Before you contact technical support review all help topics on this page to make sure your issue hasn’t already been answered. You should also take a look at the Facebook's Known Issues page to make sure the problem isn’t a known Facebook bug.

Otherwise you can send e-mail to and I’ll help.
I get lots of email and sometimes it might take a few days before I can respond.

Managing Keys

A “Key” comprises your public and private key and is used to encrypt and decrypt messages. A key will automatically be created for you if you don’t import one prior to sending your first message.

Your key should never be shared with anyone and you should enact reasonable security precautions to protect your key from being discovered by other people. You should enable the Passcode lock feature in the Settings and make sure your backups are encrypted.

If you lose or delete a key any messages that were encrypted with that key will be lost forever. You should backup your keys as a precaution. Any keys exported from Synapsid will use the PKCS12 encrypted archive format.
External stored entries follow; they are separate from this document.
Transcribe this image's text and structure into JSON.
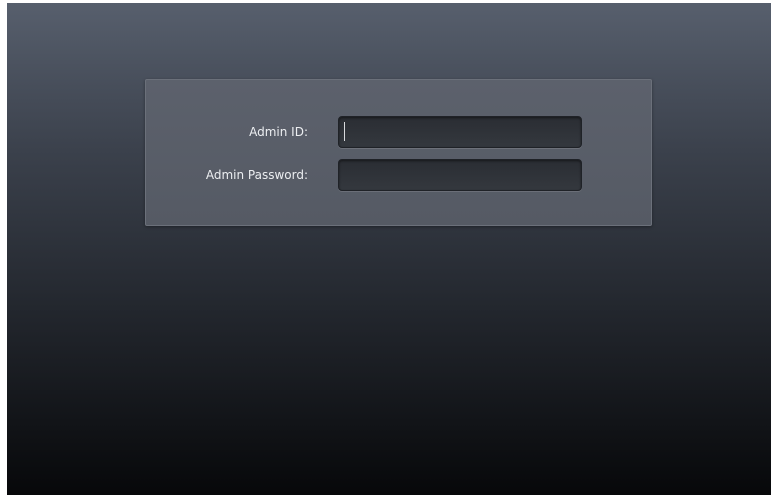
{
  "login": {
    "admin_id": {
      "label": "Admin ID:",
      "value": ""
    },
    "admin_password": {
      "label": "Admin Password:",
      "value": ""
    }
  },
  "colors": {
    "background_top": "#575f6d",
    "background_bottom": "#07080a",
    "panel": "#5a5f69",
    "input": "#2c2f35",
    "label_text": "#eceef1"
  }
}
Please be aware that your keys are not backed up by iCloud, there are some security issues with this that need to be addressed in a later version.

How to Send Encrypted Messages

Prior to sending an encrypted message you will need to obtain the recipients public key. A public key is automatically obtained when someone sends you a signed message using Synapsid (or an S/MIME compliant e-mail). If you would like to receive encrypted messages from people then you should send them a signed message so they have your private key and can response with an encrypted message. Message signing is turned on by default when sending messages from Synapsid, this helps spread your public key so more people can potentially reply using encryption.

Importing Keys

You can import a key on your device by sending yourself a PKCS12 encrypted archive as an attachment in an e-mail that you can read on your iPhone or iPad. The PKCS12 attachment must be password protected, and the filename’s extension must be changed to “.synapsid” or “.synaps1d” otherwise iOS will interfere and add the key to the Mail app. If you export your key from Synapsid it will automatically attach a compatible version that you can then re-import in Synapsid on a different device (this allows you to use the same key on all your devices).

Using an S/MIME key from a certificate authority has some advantages over the self-signed key Synapsid automatically creates. The major difference is people won’t receive a warning about an unverified self-signed certificate when sending them e-mail.

Synapsid supports S/MIME keys from any issuer. You’ll need to find out your Facebook e-mail address which is typically [username] @ or [user identifier] @ if you never setup a shortcut url for your profile. You could also send a message from your Facebook account to your e-mail address.

Most certificate authorities issue S/MIME credentials, which one you use is up to you. I use SmartCom which provides free S/MIME keys and certificates.

Key Import

Exporting Keys

You can export your keys for backup purposes or if you need to use the same key on multiple devices. Currently you can only export keys via e-mail, additional options will be available in a later release.

To export your keys go to the sidebar and tap “Keys”, next tap the “Export” button. You must enter a passphrase in order to export your keys.